19. Despite all the progress in tinnitus research, one major roadblock has been the lack of an objective way to measure it. That’s why everyone in the field took notice earlier this year when Wayne State researchers announced they’d come up with a way to do it in animals. In the experiment, researchers trained mice to lick a water spout when they experience ear ringing (as noted by brain scans.) Animal testing could make for faster testing of treatments—for humans, that is.
20. Insomnia, unfortunately, may go hand-in-hand with tinnitus. Researchers at the Henry Ford Hospital surveyed 177 patients between 2009 and 2011 and found that the more severe the tinnitus, the more sleepless subjects generally were.
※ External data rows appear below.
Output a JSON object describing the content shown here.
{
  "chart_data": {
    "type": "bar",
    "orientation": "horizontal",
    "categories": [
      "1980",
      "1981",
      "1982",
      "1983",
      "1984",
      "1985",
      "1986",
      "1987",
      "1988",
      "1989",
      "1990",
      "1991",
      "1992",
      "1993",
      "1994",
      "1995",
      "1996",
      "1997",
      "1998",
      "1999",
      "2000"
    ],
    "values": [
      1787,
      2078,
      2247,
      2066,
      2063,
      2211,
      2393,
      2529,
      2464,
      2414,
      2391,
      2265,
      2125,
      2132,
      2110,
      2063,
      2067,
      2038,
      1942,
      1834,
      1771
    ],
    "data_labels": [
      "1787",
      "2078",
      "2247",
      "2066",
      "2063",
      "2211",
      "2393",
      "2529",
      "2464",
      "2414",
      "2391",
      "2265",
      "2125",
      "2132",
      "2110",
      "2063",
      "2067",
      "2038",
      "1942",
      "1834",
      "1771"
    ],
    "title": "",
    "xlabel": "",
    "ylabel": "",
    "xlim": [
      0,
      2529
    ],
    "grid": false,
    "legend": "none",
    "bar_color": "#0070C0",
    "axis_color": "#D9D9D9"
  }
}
This is in line with earlier studies.
21. Tinnitus can be temporary, caused by excess wax, or an infection of the inner ear. It might also be caused by the toxic effects of drugs like aspirin (which appears to weaken the neural signals from the ear to the brain) or those used to treat cancer. Some people with normal hearing develop spontaneous tinnitus when placed in total silence; this is believed to be a response of the auditory cortex to the abnormal absence of all ambient sounds. But the majority of people with chronic symptoms develop them in conjunction with hearing loss.
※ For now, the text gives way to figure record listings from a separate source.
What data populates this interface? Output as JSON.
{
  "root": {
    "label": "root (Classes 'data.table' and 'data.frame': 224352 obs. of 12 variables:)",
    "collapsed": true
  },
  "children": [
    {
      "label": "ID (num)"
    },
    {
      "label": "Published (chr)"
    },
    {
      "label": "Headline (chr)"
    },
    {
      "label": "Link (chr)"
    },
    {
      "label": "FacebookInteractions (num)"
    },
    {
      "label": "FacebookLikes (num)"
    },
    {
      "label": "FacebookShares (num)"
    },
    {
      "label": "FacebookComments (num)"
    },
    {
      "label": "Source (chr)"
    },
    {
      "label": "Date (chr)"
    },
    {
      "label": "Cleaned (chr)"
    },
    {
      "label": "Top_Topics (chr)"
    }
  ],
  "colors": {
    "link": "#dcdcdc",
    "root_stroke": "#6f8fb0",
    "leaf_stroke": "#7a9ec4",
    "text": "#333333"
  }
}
22. What if your tinnitus is painful? If you are experiencing physical pain related to sound, you may be suffering from hyperacusis. Tell your doctor or audiologist if this is the case.
23. Tinnitus sufferers show up in movies, novels, and all manner of cultural literature. Author Martin Amis, in “Money,” describes character John Self’s tinnitus as “jet take-offs, breaking glass, ice scratched from the tray.” In “A Pair of Blue Eyes,” Thomas Hardy’s William Worm complains of “people frying fish: fry, fry, fry, all day long in my poor head.” Those examples are from this New Yorker piece about the cultural aspects of tinnitus. Check it out. It’s a great read.
24. The first description of Tinnitus goes back to 1650-1532 BC. The ancient Egyptian text called the Crocodilopolis Medical Book (150 BC) makes repeated references to “humming in the ear.”
25. Hippocrates was probably describing tinnitus, say historians, when he described the problem in a patient using three words: echos (meaning sound), bombos (which means buzzing) and psophos (meaning soft or slight sound).
26. The nasty and murderous Roman emperor, Titus (39-81 CE), may have had tinnitus, too. According to historian Bernard Dan, the Babylonian Talmud describes something they called “Titus’ curse.” They likened it to a gnat buzzing around inside one’s brain. In the text, they describe how loud environmental sounds seem to lessen the gnat’s buzz, though it always seems to return once things are quiet again.
Why does the text say Titus was “cursed” by this affliction? Chalk it up to ancient Babylonian Talmudic justice. Titus, the author claims, not only burned down The Temple, but he violently put down a rebellion by killing all the worshipers in it. You’d think he’d end up like other Talmudic guys, being tortured to death or, like one infamously evil Pharaoh, drowned. But no, Titus’ sins were apparently too serious for such punishments, according to the historian’s assessment. That means only one thing: that continual ringing of the ears is a fate worse than death.